Mesmo a versão reformulada do programa desestimula a participação na força de trabalho de homens jovens, especialmente no Norte e no Nordeste, segundo estudo do FGV Ibre.
O perfil bate com quem é de interesse para a indústria da construção, observa Duque.
“Homens jovens são a maior parte da mão de obra da construção civil, não me surpreenderia se fosse um setor mais particularmente afetado em relação aos demais.”
“A gente é a favor do Bolsa Família, quem tem o mínimo de bom senso sabe que as pessoas necessitadas precisam ter. Porém, está descalibrado, foi usado como uma gangorra eleitoral, levando a uma série de disfunções”, avalia André Bahia, empresário especializado em construção de baixa renda e diretor institucional do FNNIC (Fórum Norte-Nordeste da Indústria da Construção).
Para André Bahia, da forma como está desenhado atualmente, o programa “gera a sensação de pleno emprego que não é; as pessoas estão vivendo de Bolsa Família e deixando de buscar trabalho, e o setor que mais sofre é a construção civil”.
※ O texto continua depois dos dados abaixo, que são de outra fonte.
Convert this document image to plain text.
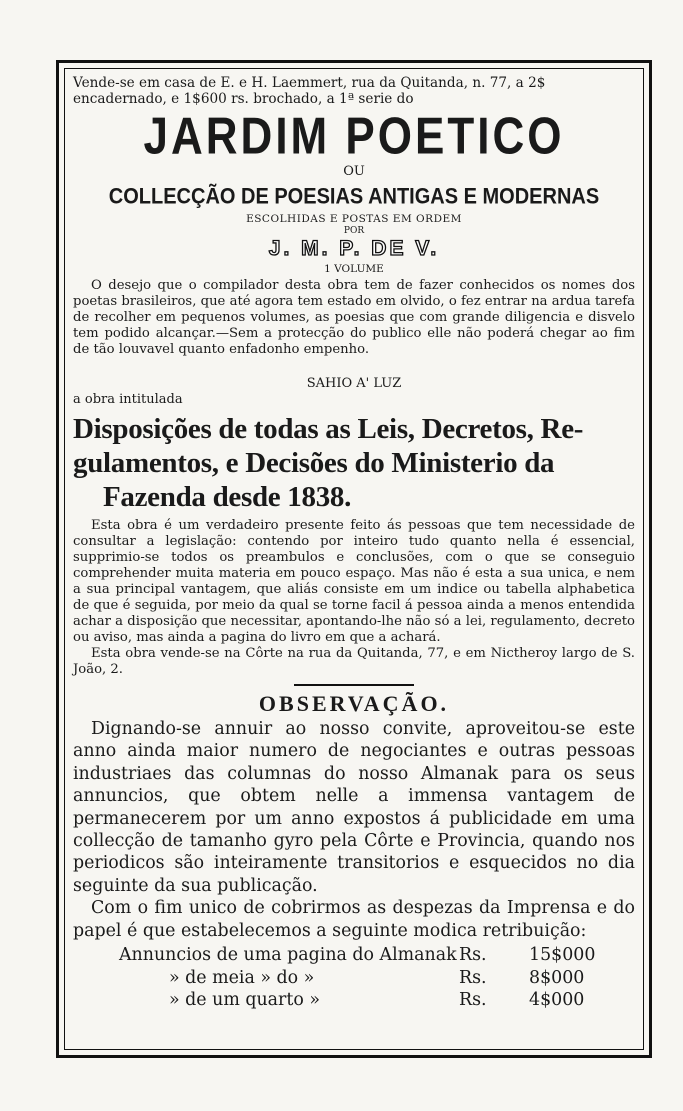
Vende-se em casa de E. e H. Laemmert, rua da Quitanda, n. 77, a 2$

encadernado, e 1$600 rs. brochado, a 1ª serie do

JARDIM POETICO

OU

COLLECÇÃO DE POESIAS ANTIGAS E MODERNAS

ESCOLHIDAS E POSTAS EM ORDEM

POR

J. M. P. DE V.

1 VOLUME

O desejo que o compilador desta obra tem de fazer conhecidos os nomes dos poetas brasileiros, que até agora tem estado em olvido, o fez entrar na ardua tarefa de recolher em pequenos volumes, as poesias que com grande diligencia e disvelo tem podido alcançar.—Sem a protecção do publico elle não poderá chegar ao fim de tão louvavel quanto enfadonho empenho.

SAHIO A' LUZ

a obra intitulada

Disposições de todas as Leis, Decretos, Re-

gulamentos, e Decisões do Ministerio da

Fazenda desde 1838.

Esta obra é um verdadeiro presente feito ás pessoas que tem necessidade de consultar a legislação: contendo por inteiro tudo quanto nella é essencial, supprimio-se todos os preambulos e conclusões, com o que se conseguio comprehender muita materia em pouco espaço. Mas não é esta a sua unica, e nem a sua principal vantagem, que aliás consiste em um indice ou tabella alphabetica de que é seguida, por meio da qual se torne facil á pessoa ainda a menos entendida achar a disposição que necessitar, apontando-lhe não só a lei, regulamento, decreto ou aviso, mas ainda a pagina do livro em que a achará.

Esta obra vende-se na Côrte na rua da Quitanda, 77, e em Nictheroy largo de S. João, 2.

OBSERVAÇÃO.

Dignando-se annuir ao nosso convite, aproveitou-se este anno ainda maior numero de negociantes e outras pessoas industriaes das columnas do nosso Almanak para os seus annuncios, que obtem nelle a immensa vantagem de permanecerem por um anno expostos á publicidade em uma collecção de tamanho gyro pela Côrte e Provincia, quando nos periodicos são inteiramente transitorios e esquecidos no dia seguinte da sua publicação.

Com o fim unico de cobrirmos as despezas da Imprensa e do papel é que estabelecemos a seguinte modica retribuição:

Annuncios de uma pagina do Almanak	Rs.	15$000
» de meia » do »	Rs.	8$000
» de um quarto »	Rs.	4$000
Luiz França, presidente da Abrainc (Associação Brasileira de Incorporadoras Imobiliárias), acrescenta que a tendência de informalidade que vem sendo promovida no mercado de trabalho afasta o jovem do setor.
“Essas novas formas de trabalho, essa flexibilidade, essa informalidade atrai muita gente. No entanto, a informalidade é ruim para a pessoa e para o país, o trabalho formal protege uma classe de trabalhadores quando deixarem de trabalhar”, reforça.
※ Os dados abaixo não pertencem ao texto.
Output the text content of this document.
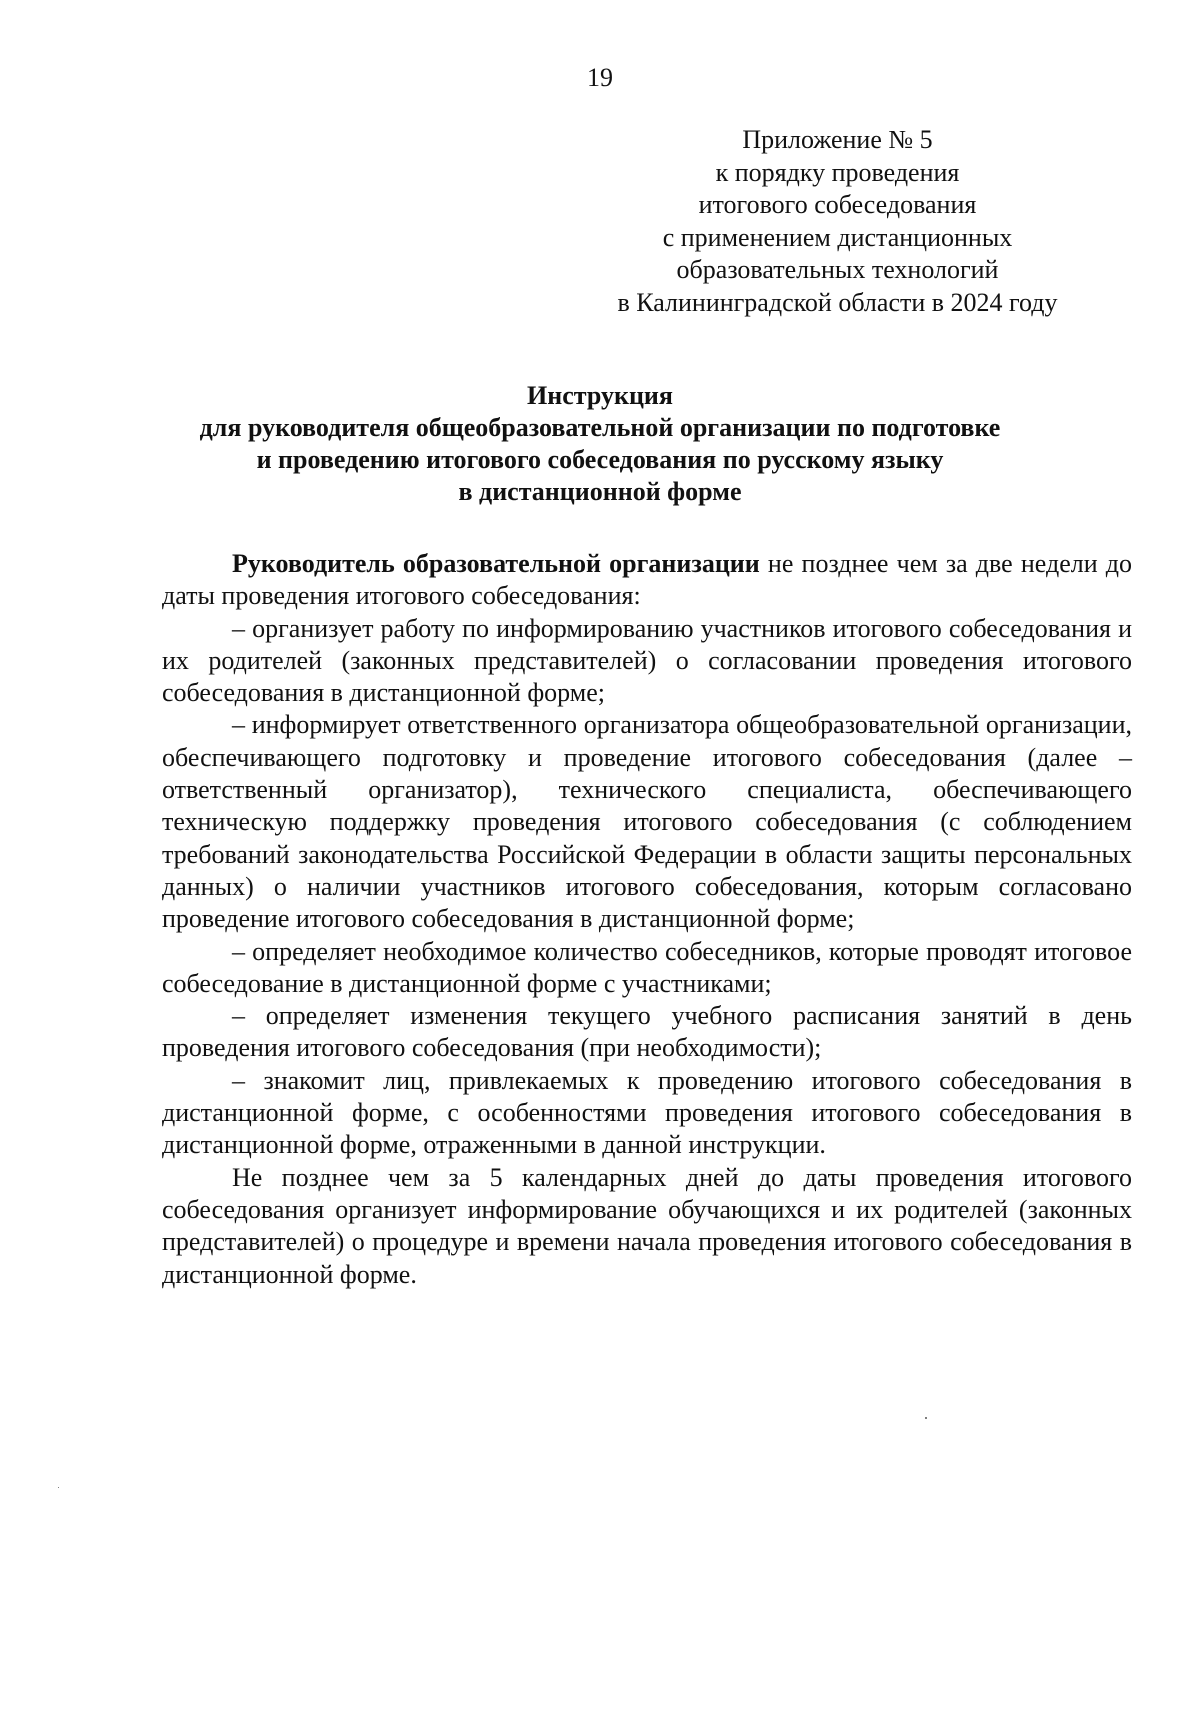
19
Приложение № 5
к порядку проведения
итогового собеседования
с применением дистанционных
образовательных технологий
в Калининградской области в 2024 году
Инструкция
для руководителя общеобразовательной организации по подготовке
и проведению итогового собеседования по русскому языку
в дистанционной форме

Руководитель образовательной организации не позднее чем за две недели до даты проведения итогового собеседования:

– организует работу по информированию участников итогового собеседования и их родителей (законных представителей) о согласовании проведения итогового собеседования в дистанционной форме;

– информирует ответственного организатора общеобразовательной организации, обеспечивающего подготовку и проведение итогового собеседования (далее – ответственный организатор), технического специалиста, обеспечивающего техническую поддержку проведения итогового собеседования (с соблюдением требований законодательства Российской Федерации в области защиты персональных данных) о наличии участников итогового собеседования, которым согласовано проведение итогового собеседования в дистанционной форме;

– определяет необходимое количество собеседников, которые проводят итоговое собеседование в дистанционной форме с участниками;

– определяет изменения текущего учебного расписания занятий в день проведения итогового собеседования (при необходимости);

– знакомит лиц, привлекаемых к проведению итогового собеседования в дистанционной форме, с особенностями проведения итогового собеседования в дистанционной форме, отраженными в данной инструкции.

Не позднее чем за 5 календарных дней до даты проведения итогового собеседования организует информирование обучающихся и их родителей (законных представителей) о процедуре и времени начала проведения итогового собеседования в дистанционной форме.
Desse modo, Bahia e França defendem o projeto de lei que permite o “desmame” do Bolsa Família enquanto incentiva a busca do emprego formal. A proposta é do deputado federal Pauderney Avelino (União-AM).
“Exatamente por conta dessa dificuldade de mão de obra, sobretudo na construção civil, apresentamos a proposta da pessoa que recebe Bolsa Família permanecer recebendo integral no primeiro ano. E se a pessoa perder o emprego, ela volta para o Bolsa Família integral”, afirma Avelino à CNN.
“Isso é uma forma que nós encontramos de viabilizar, de incentivar as pessoas que recebem o Bolsa Família de buscarem a formalização”, complementa o deputado.
A ideia é que, a cada ano, após a contratação, o benefício ser reduzido de 20 em 20 pontos percentuais, até ser zerado no quinto ano.